I didn't break it down like that here. For a player being played without a shift, if he's known as a threat to try to bunt for a hit, he's probably also a threat to lay down a sac bunt. I'm guessing that the defense will play him pinched in at third either way. For guys bunting against the shift, last year, I found that for hitters who had exactly one bunt attempt (whether it went fair or foul), they were successful in landing it in fair territory roughly half of the time. Presumably if they got one down fair, it would be an "automatic" base hit for them.
Warning: extremely tangental comment: For assessing greatness, it is apparent that WAR has a major flaw. Being ridiculously good has a greater impact than the linear values calculated by either version of WAR. It needs to be exponential. Sandy Koufax is a perfect example that illustrates this. By WAR, he's a questionable Hall of Famer, yet for several years, he was the most dominant pitcher ever. He elevated a very pedestrian team to two World Championships and a third pennant. No question, if he were healthy for all of '62, the Dodgers would have had even more to brag about. His career was short and took awhile to really take off, but it is hard to see how a long careeer like a Gaylord Perry really adds up more than a Sandy Koufax's five year explosion.

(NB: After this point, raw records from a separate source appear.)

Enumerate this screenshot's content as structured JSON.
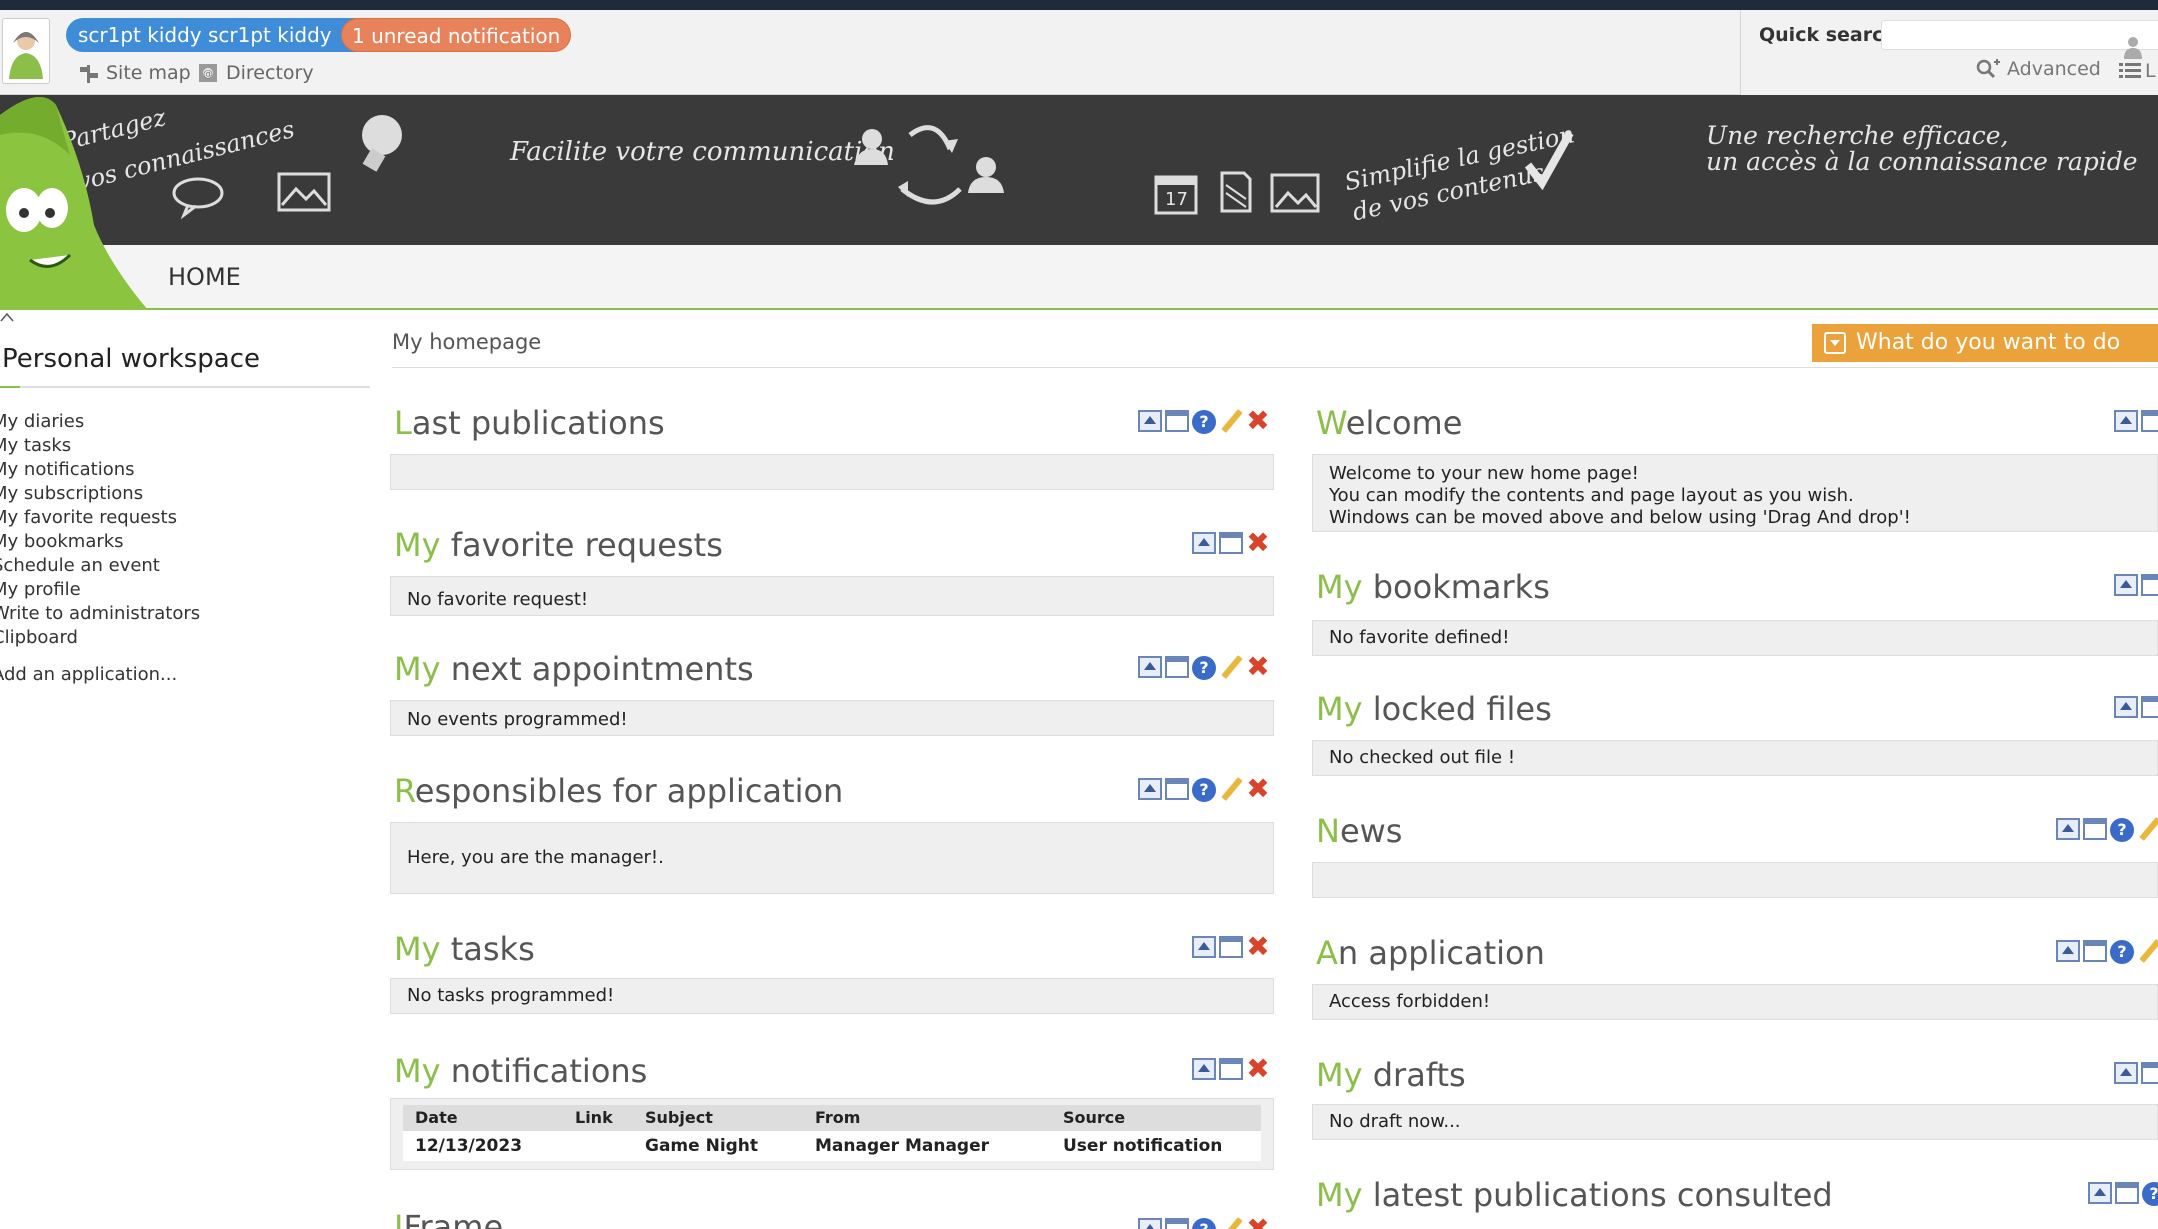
{
  "header": {
    "user_name": "scr1pt kiddy scr1pt kiddy",
    "notification_badge": "1 unread notification",
    "site_map": "Site map",
    "directory": "Directory",
    "quick_search_label": "Quick search",
    "advanced": "Advanced",
    "list_truncated": "L"
  },
  "banner": {
    "share": "Partagez\nvos connaissances",
    "share_line1": "Partagez",
    "share_line2": "vos connaissances",
    "communication": "Facilite votre communication",
    "calendar_day": "17",
    "manage_line1": "Simplifie la gestion",
    "manage_line2": "de vos contenus",
    "search_line1": "Une recherche efficace,",
    "search_line2": "un accès à la connaissance rapide"
  },
  "nav": {
    "home": "HOME"
  },
  "sidebar": {
    "title": "Personal workspace",
    "items": [
      "My diaries",
      "My tasks",
      "My notifications",
      "My subscriptions",
      "My favorite requests",
      "My bookmarks",
      "Schedule an event",
      "My profile",
      "Write to administrators",
      "Clipboard"
    ],
    "add_application": "Add an application..."
  },
  "main": {
    "breadcrumb": "My homepage",
    "next_action": "What do you want to do next?"
  },
  "left_portlets": {
    "last_publications": {
      "title_first": "L",
      "title_rest": "ast publications",
      "body": ""
    },
    "favorite_requests": {
      "title_first": "My",
      "title_rest": " favorite requests",
      "body": "No favorite request!"
    },
    "next_appointments": {
      "title_first": "My",
      "title_rest": " next appointments",
      "body": "No events programmed!"
    },
    "responsibles": {
      "title_first": "R",
      "title_rest": "esponsibles for application",
      "body": "Here, you are the manager!."
    },
    "tasks": {
      "title_first": "My",
      "title_rest": " tasks",
      "body": "No tasks programmed!"
    },
    "notifications": {
      "title_first": "My",
      "title_rest": " notifications",
      "columns": [
        "Date",
        "Link",
        "Subject",
        "From",
        "Source"
      ],
      "rows": [
        [
          "12/13/2023",
          "",
          "Game Night",
          "Manager Manager",
          "User notification"
        ]
      ]
    },
    "iframe": {
      "title_first": "I",
      "title_rest": "Frame"
    }
  },
  "right_portlets": {
    "welcome": {
      "title_first": "W",
      "title_rest": "elcome",
      "line1": "Welcome to your new home page!",
      "line2": "You can modify the contents and page layout as you wish.",
      "line3": "Windows can be moved above and below using 'Drag And drop'!"
    },
    "bookmarks": {
      "title_first": "My",
      "title_rest": " bookmarks",
      "body": "No favorite defined!"
    },
    "locked_files": {
      "title_first": "My",
      "title_rest": " locked files",
      "body": "No checked out file !"
    },
    "news": {
      "title_first": "N",
      "title_rest": "ews",
      "body": ""
    },
    "application": {
      "title_first": "A",
      "title_rest": "n application",
      "body": "Access forbidden!"
    },
    "drafts": {
      "title_first": "My",
      "title_rest": " drafts",
      "body": "No draft now..."
    },
    "latest_consulted": {
      "title_first": "My",
      "title_rest": " latest publications consulted"
    }
  },
  "colors": {
    "accent_green": "#8bbf4a",
    "user_pill": "#3f8cd9",
    "notif_pill": "#e8825a",
    "next_button": "#eca23a",
    "banner": "#3a3a3a"
  },
  "icons": [
    "user-avatar-icon",
    "gear-icon",
    "site-map-icon",
    "directory-icon",
    "person-icon",
    "search-plus-icon",
    "list-icon",
    "move-up-icon",
    "window-icon",
    "help-icon",
    "edit-icon",
    "close-icon",
    "dropdown-icon"
  ]
}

Certainly one part of the equation that WAR leaves out is the ultimate goal of baseball. Is it merely winning games or is winning championships nearly as important? Some folks (not me) think champinships are more important. You can't pick your teammates, but arguably a player with a 10 win WAR impact that vastly increases a team's chances of a post season by more than 10 times a player with a 1 win WAR. Think about it: which team is going to have a better shot at post season glory: a team that fills 10 roster spots with 1 win players, or a team with a 10 win player and takes it's chances at finding above 0 win players at the other 9 spots?
Given a large enough sample, they have a roughly equal shot at postseason glory. WARs are pretty neat like that.
Yeah, well, performing better in high leverage occasions - which could include all post season play - may be a matter of luck, but the results in those contests do matter a great deal. I don't think it satisfying to dismiss it all.

You have to admit that it is dismissed out of convenience - it is challenging to compare post season stats with regular season stats, so they are left out entirely. If we take the trouble to program them appropriately, why wouldn't we want computers to compute post season play about twice as important per batter (whatever is appropriate) than regular season play? Counting it at all is better than completely ignoring it.
Good analysis, Russell!

"But then again, if he then started swinging away every time after that, the shift would come back. There’s a cat-and-mouse game to be played (game theory!)."

That isn't true and there is not really any game theory involved because one side gets to see the other side's strategy before deciding upon theirs.

Once someone like Big Papi indicates his intention to bunt when the shift is on, and his overall WE is greater than no shift, then the defense will stop shifting of course. Then if Papi swings away every time once the shift is removed, which he will, there is nothing that the defense can do about that. They can't start shifting again. Every time they do, he will simply bunt.

Now, if each side had to make their decision without knowing their opponents' decision, and stick to it, then game theory would be implicated and both sides would choose a strategy which resulted in a Nash equilibrium.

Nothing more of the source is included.